17. Frekans bantları, ülkenin tamamının hak sahibi olduğu
ulusal bir kaynak olup hazine malı niteliğindedir. Bu itibarla 5/11/2008
tarihli ve 5809 sayılı Elektronik Haberleşme Kanunu’nun 36. maddesi uyarınca
Bilgi Teknolojileri ve İletişim Kurumunca Üst Kurula tahsis edilmiş olan
frekans bantlarının kullanım izni Üst Kurul tarafından verilmektedir.
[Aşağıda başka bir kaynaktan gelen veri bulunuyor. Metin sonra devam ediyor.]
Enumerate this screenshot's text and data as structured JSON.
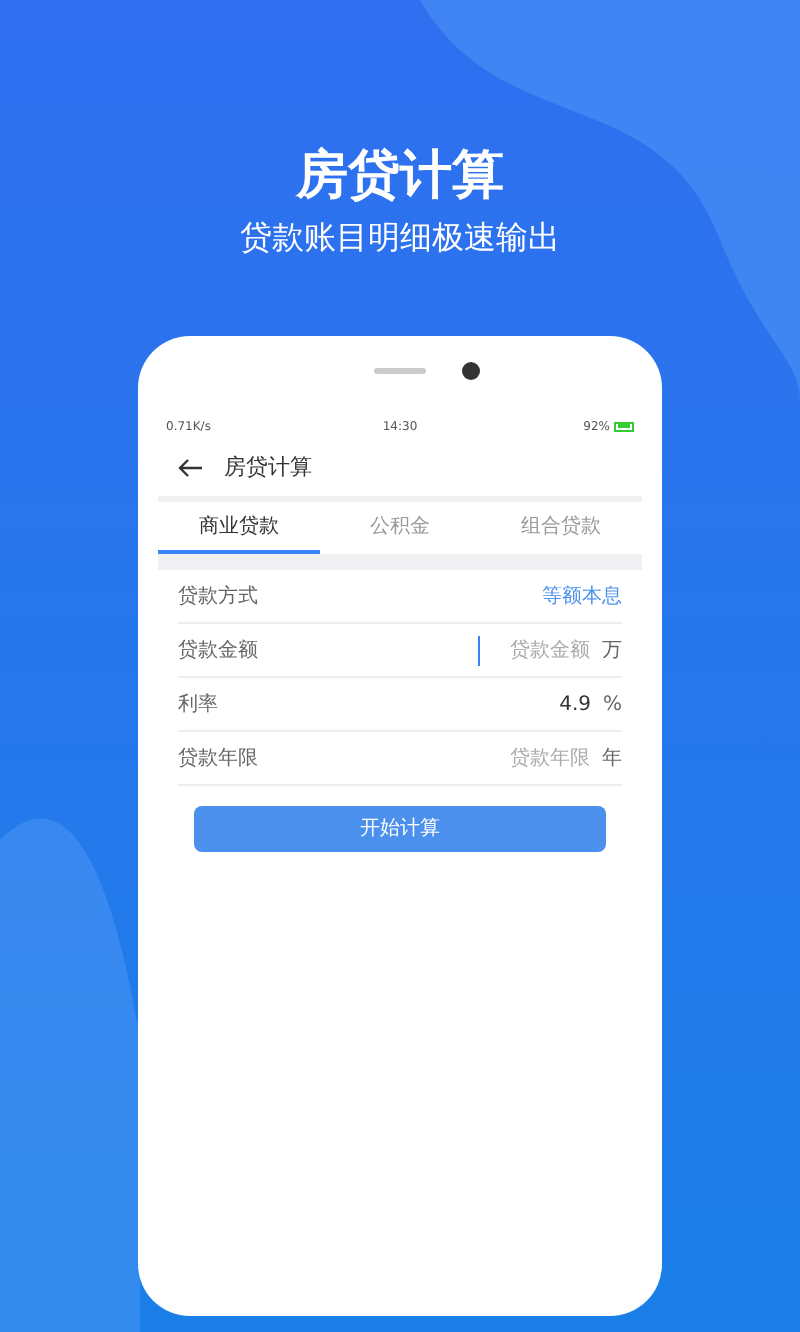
{
  "headline": "房贷计算",
  "subtitle": "贷款账目明细极速输出",
  "status_bar": {
    "speed": "0.71K/s",
    "time": "14:30",
    "battery": "92%"
  },
  "app_bar": {
    "title": "房贷计算"
  },
  "tabs": [
    {
      "label": "商业贷款",
      "selected": true
    },
    {
      "label": "公积金",
      "selected": false
    },
    {
      "label": "组合贷款",
      "selected": false
    }
  ],
  "form": [
    {
      "kind": "select",
      "label": "贷款方式",
      "value": "等额本息"
    },
    {
      "kind": "input",
      "label": "贷款金额",
      "placeholder": "贷款金额",
      "unit": "万",
      "focused": true
    },
    {
      "kind": "input",
      "label": "利率",
      "value": "4.9",
      "unit": "%",
      "focused": false
    },
    {
      "kind": "input",
      "label": "贷款年限",
      "placeholder": "贷款年限",
      "unit": "年",
      "focused": false
    }
  ],
  "button": "开始计算"
}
Karasal
ortamda yayın yapan radyo ve televizyon kuruluşlarından kanal ve frekans
yıllık kullanım ücretinin veya bedelinin tahsil edilmesi de bu izin
sisteminin bir parçasıdır.
18. Belirtilen nedenlerden dolayı herhangi bir kanalın
kullanım ücretini ödemeden frekans kullanımı, kıt kaynağın etkin kullanımına
imkân sağlayacak tedbirlerin alınmasını engelleyebilecek, izin sisteminin kanal
ve radyolar üzerindeki bağlayıcılığını zayıflatabilecektir.
19. 6112 sayılı Kanun’un geçici 4. maddesinde kanal ve
frekans kullanım bedelinin ödenmemesi nedeniyle ilgili radyo ve televizyon
kuruluşlarının karasal yayınlarının durdurulabilmesine yetki tanıyan kural, söz
konusu kuruluşların kanal ve frekans kullanım bedelini usulüne uygun bir
şekilde ödemeye zorlayıcı bir tedbir olarak öngörülmüştür.
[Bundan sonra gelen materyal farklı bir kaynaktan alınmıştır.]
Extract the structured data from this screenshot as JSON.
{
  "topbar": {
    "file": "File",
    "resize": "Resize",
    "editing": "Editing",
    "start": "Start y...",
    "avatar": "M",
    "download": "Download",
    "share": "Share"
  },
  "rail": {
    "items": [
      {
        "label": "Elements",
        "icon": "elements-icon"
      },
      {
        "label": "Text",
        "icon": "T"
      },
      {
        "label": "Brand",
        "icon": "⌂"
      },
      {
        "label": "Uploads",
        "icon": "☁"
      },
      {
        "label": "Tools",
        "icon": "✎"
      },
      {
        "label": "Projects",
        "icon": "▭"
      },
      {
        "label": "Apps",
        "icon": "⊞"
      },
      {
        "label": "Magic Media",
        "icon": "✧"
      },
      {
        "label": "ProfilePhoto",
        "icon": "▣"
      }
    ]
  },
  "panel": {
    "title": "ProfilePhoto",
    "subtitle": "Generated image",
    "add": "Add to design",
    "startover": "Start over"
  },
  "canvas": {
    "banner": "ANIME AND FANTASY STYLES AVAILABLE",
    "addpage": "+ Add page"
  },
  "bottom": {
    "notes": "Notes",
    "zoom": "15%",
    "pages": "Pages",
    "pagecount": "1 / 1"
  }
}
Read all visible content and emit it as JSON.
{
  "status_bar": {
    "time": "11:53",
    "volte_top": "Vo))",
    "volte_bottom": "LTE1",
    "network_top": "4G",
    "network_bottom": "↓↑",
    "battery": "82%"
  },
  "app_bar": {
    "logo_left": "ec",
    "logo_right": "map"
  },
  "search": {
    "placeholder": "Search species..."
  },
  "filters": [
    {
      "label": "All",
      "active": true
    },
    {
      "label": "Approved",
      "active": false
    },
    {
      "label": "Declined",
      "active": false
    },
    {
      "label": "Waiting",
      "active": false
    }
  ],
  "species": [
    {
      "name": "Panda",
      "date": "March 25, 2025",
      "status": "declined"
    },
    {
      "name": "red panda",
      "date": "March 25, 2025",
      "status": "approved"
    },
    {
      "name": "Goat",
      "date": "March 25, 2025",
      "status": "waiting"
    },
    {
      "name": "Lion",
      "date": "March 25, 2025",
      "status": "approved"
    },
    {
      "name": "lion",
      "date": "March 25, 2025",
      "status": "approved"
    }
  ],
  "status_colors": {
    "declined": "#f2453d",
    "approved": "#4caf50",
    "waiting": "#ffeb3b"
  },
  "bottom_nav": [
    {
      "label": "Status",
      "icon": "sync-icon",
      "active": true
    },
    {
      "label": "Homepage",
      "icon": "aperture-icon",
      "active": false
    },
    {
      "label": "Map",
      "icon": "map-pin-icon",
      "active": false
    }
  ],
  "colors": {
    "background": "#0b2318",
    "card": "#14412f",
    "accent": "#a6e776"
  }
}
20. Sınırlı bir frekans alanının paylaştırılması ve söz
konusu alanın yönetilmesine ilişkin alınması gereken idari tedbirler gözönünde
bulundurulduğunda kanal ve frekans bedelinin ödenmesi izin sisteminin bir
gereğidir. İtiraz konusu kuraldaki gibi bu ödemelerin yapılması için idarenin
tedbir uygulaması, Anayasa’nın 26. maddesinde belirtilen izin sistemi
kapsamında yapılan sınırlamayı ifade etmekte olup bu yönüyle kuralla getirilen
sınırlamanın anayasal bakımdan meşru bir amacının bulunduğu anlaşılmaktadır.
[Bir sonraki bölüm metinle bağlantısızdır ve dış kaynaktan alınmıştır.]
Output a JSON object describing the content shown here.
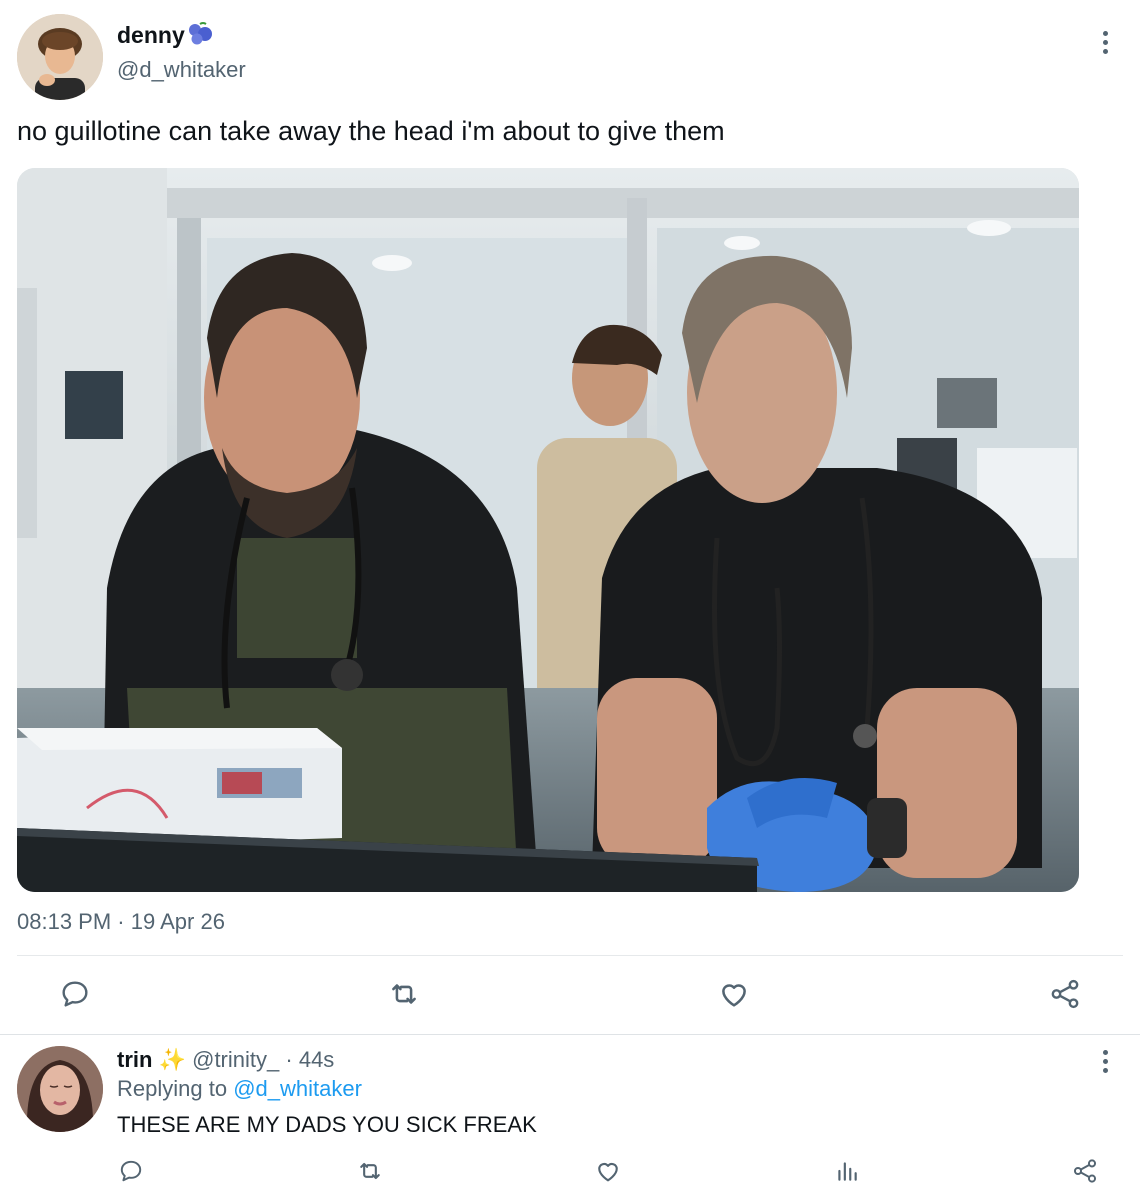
{
  "tweet": {
    "author_name": "denny",
    "author_handle": "@d_whitaker",
    "badge_icon": "blueberries-emoji-icon",
    "text": "no guillotine can take away the head i'm about to give them",
    "media_description_icon": "photo",
    "time": "08:13 PM",
    "separator": "·",
    "date": "19 Apr 26",
    "actions": [
      "reply-icon",
      "retweet-icon",
      "like-icon",
      "share-icon"
    ]
  },
  "reply": {
    "author_name": "trin",
    "badge": "✨",
    "author_handle": "@trinity_",
    "separator": "·",
    "age": "44s",
    "replying_prefix": "Replying to",
    "replying_to": "@d_whitaker",
    "text": "THESE ARE MY DADS YOU SICK FREAK",
    "actions": [
      "reply-icon",
      "retweet-icon",
      "like-icon",
      "analytics-icon",
      "share-icon"
    ]
  },
  "colors": {
    "text": "#0f1419",
    "muted": "#536471",
    "link": "#1d9bf0",
    "icon": "#536471",
    "badge_blue": "#4a5fd0"
  }
}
21. Anayasa Mahkemesinin yerleşik içtihatlarında
belirtildiği üzere ifade ve basın özgürlüğü herkes için geçerli ve demokrasinin
işleyişi için yaşamsal önemdedir. Bu bakımdan radyo
ve televizyon frekans tahsisi konusunda bir izin sistemi işletilerek bu alanın
sağlıklı bir düzene kavuşturulması, kanal ve radyoların sınırlı olan
frekansları kullanabilmesine dolayısıyla ifade ve basın özgürlüklerinin
korunmasına hizmet edecektir. Bu itibarla izin sistemi kapsamında kanal ve
frekans kullanım ücretinin tahsil edilmesini amaçlayan birtakım tedbirlere
başvurulması demokratik toplum düzeninin
gereklerine aykırılık taşımamaktadır.
22. Anayasa’nın
13. maddesinde güvence altına alınan ölçülülük ilkesi elverişlilik,
gereklilik ve orantılılık olmak üzere üç alt ilkeden
oluşmaktadır. Elverişlilik öngörülen sınırlamanın ulaşılmak istenen
amacı gerçekleştirmeye elverişli olmasını, gereklilik ulaşılmak istenen
amaç bakımından sınırlamanın zorunlu olmasını diğer bir ifadeyle aynı amaca
daha hafif bir sınırlama ile ulaşılmasının mümkün olmamasını, orantılılık
ise hakka getirilen sınırlama ile ulaşılmak istenen amaç arasında makul bir
dengenin gözetilmesi gerekliliğini ifade etmektedir.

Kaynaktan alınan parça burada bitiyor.